A Brenna se le volvieron a llenar los ojos de lágrimas y Kayla se sorbió la nariz.
–No sigas, Elizabeth.
Elizabeth se sentó en la silla que Élise había dejado libre.
–No quería a Janet, ya lo sabes. Las cosas no fueron así.
Brenna se preguntó si Elizabeth sabía más sobre Janet de lo que dejaba ver.
–Pero toda la situación pudo con él, el hecho de perder a Jess. Se sentía como un fracasado por no haber sido capaz de mantenerla a su lado, y eso lo destrozó, lo sé. Desde entonces no ha tenido una relación seria con ninguna mujer. Nunca –tomó el plato que le ofreció Élise–. Y, por supuesto, por eso ha tardado tanto tiempo en admitir por fin lo que siente por ti.
–No lo ha admitido.
–Por fin ha cambiado la naturaleza de vuestra relación –Elizabeth tuvo mucho tacto a la hora de elegir sus palabras–. Y eso es un paso hacia el hecho de admitirlo. Tienes que ser paciente. No te eches atrás.
–No hay nada que pueda hacer. He visto su cara.
–Es una cara increíblemente hermosa –murmuró Élise–, pero a veces lo que pasa en el cerebro que hay detrás de esa cara está hecho una pena. Está asustado, así que tienes que quitarle ese susto de encima.
Brenna miraba la tortita sin llegar a verla.
–¿Cómo?
Élise miró a Elizabeth, que esbozó una media sonrisa.
–No os preocupéis por mí, cariño. Si tienes una sugerencia, adelante.
–Mi sugerencia es que entres en su habitación con la ropa interior más sexy que tengas y solo eso –consciente de que todas la estaban mirando asombradas, Élise se encogió de hombros–: No solo eres una amiga, eres una mujer.
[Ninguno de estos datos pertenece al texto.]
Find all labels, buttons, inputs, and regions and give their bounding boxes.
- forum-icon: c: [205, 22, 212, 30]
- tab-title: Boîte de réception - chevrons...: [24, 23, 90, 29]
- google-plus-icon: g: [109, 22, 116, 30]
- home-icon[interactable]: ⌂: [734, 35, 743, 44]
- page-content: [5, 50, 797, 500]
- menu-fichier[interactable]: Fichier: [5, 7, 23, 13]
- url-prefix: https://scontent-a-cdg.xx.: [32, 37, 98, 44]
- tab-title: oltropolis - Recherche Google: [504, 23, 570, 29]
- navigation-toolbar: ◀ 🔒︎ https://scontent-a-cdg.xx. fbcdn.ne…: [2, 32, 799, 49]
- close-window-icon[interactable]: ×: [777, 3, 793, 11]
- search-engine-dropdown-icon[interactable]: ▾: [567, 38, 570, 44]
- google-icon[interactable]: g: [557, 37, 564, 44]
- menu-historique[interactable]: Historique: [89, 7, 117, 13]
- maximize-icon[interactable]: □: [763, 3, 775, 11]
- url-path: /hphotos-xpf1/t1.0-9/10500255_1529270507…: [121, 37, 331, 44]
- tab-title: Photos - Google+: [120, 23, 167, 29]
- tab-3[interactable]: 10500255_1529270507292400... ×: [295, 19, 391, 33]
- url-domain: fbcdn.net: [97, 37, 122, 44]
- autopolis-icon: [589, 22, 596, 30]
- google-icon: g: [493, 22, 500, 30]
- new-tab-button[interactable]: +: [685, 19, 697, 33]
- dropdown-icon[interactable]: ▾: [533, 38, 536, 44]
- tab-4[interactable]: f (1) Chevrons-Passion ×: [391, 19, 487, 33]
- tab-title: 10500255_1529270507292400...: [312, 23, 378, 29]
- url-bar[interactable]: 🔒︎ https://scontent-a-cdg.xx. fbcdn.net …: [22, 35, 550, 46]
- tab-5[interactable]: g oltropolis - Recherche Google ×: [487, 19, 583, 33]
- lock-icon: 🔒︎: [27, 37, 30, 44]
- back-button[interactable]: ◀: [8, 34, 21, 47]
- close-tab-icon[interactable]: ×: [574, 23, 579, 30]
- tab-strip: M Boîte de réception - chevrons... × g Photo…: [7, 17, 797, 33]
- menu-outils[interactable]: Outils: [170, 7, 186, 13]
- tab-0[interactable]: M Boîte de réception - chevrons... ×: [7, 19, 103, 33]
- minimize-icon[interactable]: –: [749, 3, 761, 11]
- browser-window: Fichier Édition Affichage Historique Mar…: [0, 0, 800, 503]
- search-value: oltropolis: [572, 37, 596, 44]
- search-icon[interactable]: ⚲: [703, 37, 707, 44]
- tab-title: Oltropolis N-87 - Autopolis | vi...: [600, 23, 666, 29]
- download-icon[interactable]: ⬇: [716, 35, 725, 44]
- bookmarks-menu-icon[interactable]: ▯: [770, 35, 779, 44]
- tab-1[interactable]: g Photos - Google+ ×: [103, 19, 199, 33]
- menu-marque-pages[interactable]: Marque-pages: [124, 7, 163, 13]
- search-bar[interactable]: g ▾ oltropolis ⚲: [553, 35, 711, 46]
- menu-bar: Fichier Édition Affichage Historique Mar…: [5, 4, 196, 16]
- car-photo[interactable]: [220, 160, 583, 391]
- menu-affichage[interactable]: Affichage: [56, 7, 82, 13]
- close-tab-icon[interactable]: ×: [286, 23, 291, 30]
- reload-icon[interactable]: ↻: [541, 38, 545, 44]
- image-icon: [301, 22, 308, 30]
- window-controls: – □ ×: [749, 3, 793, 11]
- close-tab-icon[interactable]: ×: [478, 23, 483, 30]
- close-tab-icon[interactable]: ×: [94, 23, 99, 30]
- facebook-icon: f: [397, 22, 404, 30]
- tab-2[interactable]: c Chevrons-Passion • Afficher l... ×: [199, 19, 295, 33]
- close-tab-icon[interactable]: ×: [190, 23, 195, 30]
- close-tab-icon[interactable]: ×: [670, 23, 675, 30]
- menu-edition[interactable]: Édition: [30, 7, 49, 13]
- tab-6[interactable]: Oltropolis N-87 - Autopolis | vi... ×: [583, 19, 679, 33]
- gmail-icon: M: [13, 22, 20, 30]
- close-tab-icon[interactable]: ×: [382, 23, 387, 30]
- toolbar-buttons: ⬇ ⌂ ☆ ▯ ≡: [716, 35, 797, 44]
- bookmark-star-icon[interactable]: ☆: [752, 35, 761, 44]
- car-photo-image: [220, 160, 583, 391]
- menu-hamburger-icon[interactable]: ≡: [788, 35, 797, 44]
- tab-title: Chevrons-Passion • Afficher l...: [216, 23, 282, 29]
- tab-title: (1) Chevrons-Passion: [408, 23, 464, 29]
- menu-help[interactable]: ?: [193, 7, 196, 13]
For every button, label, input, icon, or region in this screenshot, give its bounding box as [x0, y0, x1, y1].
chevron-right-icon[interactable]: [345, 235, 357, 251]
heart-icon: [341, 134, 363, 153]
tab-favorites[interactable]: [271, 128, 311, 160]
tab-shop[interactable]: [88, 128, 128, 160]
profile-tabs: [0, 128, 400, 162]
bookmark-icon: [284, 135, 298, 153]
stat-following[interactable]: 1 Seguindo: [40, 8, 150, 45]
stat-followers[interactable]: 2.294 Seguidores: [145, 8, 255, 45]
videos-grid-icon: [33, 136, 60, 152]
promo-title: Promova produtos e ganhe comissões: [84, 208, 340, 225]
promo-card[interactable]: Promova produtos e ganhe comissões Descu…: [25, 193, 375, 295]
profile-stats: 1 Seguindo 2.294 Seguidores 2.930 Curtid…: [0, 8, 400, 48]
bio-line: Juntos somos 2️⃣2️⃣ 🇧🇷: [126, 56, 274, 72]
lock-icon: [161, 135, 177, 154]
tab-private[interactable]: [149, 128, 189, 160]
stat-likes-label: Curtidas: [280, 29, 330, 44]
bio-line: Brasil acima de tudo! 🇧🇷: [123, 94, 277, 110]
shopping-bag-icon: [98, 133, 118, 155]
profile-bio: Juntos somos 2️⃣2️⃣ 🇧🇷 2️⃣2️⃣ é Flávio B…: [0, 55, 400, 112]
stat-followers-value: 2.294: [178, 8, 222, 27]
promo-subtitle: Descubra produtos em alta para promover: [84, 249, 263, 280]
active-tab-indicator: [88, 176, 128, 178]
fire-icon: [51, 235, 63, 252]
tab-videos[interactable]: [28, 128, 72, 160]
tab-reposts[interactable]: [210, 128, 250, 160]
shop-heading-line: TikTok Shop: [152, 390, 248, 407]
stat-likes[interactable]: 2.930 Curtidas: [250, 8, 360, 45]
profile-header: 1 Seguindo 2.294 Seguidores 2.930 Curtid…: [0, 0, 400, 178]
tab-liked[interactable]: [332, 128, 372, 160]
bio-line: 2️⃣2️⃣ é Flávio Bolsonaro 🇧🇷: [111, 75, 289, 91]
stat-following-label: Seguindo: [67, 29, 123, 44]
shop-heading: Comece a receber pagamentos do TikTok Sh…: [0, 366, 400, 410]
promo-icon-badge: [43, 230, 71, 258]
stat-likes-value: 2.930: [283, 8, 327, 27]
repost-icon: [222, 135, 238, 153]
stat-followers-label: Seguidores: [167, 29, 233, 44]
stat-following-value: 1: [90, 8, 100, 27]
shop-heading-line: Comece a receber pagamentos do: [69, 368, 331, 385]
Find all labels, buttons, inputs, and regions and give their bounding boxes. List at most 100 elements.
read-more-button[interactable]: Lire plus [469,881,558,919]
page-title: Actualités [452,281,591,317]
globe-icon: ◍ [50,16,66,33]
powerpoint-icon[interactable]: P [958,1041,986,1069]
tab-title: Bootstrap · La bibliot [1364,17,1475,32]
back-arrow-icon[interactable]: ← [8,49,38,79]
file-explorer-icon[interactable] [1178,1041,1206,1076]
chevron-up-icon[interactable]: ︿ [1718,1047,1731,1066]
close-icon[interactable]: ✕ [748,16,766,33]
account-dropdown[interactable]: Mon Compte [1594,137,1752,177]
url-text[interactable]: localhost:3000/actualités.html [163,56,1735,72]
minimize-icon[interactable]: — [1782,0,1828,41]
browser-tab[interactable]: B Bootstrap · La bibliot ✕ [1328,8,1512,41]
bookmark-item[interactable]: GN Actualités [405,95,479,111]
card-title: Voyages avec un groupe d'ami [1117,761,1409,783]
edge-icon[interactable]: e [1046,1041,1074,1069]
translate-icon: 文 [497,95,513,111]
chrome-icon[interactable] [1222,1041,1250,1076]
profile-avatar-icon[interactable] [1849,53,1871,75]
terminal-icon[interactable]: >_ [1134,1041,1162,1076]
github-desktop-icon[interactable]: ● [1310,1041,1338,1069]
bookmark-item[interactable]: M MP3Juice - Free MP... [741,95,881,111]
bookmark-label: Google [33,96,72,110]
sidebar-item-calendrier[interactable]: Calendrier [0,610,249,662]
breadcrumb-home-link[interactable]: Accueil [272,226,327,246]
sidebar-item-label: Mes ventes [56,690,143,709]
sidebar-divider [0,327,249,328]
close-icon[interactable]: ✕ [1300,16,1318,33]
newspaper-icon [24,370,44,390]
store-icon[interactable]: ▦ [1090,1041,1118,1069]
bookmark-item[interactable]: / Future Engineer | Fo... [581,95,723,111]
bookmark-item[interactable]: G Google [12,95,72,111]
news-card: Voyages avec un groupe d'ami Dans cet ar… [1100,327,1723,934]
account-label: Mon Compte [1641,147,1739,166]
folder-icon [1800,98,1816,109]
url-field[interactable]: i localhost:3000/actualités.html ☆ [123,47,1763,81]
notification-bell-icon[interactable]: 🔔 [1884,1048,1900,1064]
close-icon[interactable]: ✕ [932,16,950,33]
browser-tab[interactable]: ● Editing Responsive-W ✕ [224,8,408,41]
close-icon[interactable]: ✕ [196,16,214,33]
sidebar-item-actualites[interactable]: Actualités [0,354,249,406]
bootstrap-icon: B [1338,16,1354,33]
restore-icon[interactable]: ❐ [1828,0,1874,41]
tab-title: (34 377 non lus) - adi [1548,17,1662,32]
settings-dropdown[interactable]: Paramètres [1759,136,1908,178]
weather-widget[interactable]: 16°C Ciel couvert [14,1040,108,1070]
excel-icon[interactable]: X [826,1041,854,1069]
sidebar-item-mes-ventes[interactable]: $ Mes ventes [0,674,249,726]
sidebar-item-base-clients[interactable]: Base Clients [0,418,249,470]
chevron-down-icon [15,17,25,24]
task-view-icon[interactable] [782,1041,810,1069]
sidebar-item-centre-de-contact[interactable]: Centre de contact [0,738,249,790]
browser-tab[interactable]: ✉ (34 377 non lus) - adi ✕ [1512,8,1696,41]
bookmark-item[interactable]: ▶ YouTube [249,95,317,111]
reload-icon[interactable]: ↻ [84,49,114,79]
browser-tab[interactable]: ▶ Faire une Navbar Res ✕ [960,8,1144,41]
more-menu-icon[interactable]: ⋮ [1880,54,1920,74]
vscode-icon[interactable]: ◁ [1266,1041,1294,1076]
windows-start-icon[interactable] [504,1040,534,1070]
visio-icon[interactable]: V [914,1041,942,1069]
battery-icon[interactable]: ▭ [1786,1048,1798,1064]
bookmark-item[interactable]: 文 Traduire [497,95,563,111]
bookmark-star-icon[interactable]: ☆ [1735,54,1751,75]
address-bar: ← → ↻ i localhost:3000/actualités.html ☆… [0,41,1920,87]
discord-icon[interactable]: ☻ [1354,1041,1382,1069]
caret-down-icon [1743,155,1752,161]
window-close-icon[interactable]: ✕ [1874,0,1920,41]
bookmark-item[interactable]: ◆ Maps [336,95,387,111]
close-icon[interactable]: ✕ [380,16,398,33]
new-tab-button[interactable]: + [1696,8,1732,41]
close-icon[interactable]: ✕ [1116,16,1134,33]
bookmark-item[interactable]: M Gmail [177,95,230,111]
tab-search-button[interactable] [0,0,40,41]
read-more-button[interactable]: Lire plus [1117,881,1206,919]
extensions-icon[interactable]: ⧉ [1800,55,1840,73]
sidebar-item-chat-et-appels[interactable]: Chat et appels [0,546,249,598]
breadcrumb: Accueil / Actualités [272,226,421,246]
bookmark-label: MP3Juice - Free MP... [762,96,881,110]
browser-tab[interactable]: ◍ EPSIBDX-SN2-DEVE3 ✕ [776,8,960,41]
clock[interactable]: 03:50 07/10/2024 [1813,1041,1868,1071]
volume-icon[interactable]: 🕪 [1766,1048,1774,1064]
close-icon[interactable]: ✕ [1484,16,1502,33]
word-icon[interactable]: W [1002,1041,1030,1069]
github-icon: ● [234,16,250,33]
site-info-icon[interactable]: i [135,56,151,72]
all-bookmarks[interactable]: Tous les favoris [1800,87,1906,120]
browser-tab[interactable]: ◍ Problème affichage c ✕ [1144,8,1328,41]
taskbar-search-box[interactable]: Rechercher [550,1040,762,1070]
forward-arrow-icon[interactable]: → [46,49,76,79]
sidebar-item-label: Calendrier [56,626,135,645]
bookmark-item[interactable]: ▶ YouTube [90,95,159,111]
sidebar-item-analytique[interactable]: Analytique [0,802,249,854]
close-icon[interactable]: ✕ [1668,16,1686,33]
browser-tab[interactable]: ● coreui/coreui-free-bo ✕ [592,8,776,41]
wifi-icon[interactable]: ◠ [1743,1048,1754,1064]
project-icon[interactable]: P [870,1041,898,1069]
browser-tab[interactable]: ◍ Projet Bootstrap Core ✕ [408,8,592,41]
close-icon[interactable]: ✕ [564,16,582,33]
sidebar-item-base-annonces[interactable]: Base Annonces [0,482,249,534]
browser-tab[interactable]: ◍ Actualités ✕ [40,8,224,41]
Demuéstraselo.
–¡Yo jamás podría hacer eso!
–¿Te has acostado con él con la ropa puesta?
Brenna sintió calor en las mejillas.
–No, pero… yo no soy como tú.
–Lo cual es bueno, probablemente, porque si fueras como ella, Tyler ya estaría fileteado ahora mismo –murmuró Kayla–. No estoy segura de que Elizabeth deba estar escuchando esto.
–Pues a mí me parece que es un plan excelente. Me quedaré con Jess otra noche. Puede ayudarme a llenar el congelador para Navidad. Está resultando ser una chef nata. Y hablando de comida… –Elizabeth partió un pedazo de tortita y se la dio a Brenna–. Tienes que recuperar fuerzas, cariño.
–¡Esperad un minuto! –Brenna casi se atragantó–. Para empezar, yo no tengo ropa interior sexy.
–Vraiment? –Élise parecía horrorizada–. ¿Ni un simple trozo de seda o encaje? Por favor, dime que es un chiste muy malo.
–No –le ardía la cara y vio a Élise mirar a Kayla y luego mirarla a ella.
–Pues entonces ve desnuda.
–Me rechazará –la posibilidad de verse rechazada la hizo estremecer–. ¿Y entonces qué?
–No estarás mucho peor que ahora.
–No creo que pueda hacerlo –Brenna sacudió la cabeza. A pesar de lo sucedido la noche anterior, las palabras de Janet seguían metidas en su cabeza–. Si no me desea, ahí acaba todo. No voy a insistir. No quiero que nuestra relación sea así. Esto ha terminado y ahora tenemos que encontrar el modo de recuperar nuestra amistad tal como era –pero, ¿y si no podían hacerlo? ¿Y si eso era imposible?–. ¿Podemos hablar de otra cosa?
–Por supuesto. Es más, tengo noticias –dijo Elizabeth con tono despreocupado y dejando el tenedor sobre el plato–. Tom me ha pedido que vaya a cenar con él, y le he dicho que sí.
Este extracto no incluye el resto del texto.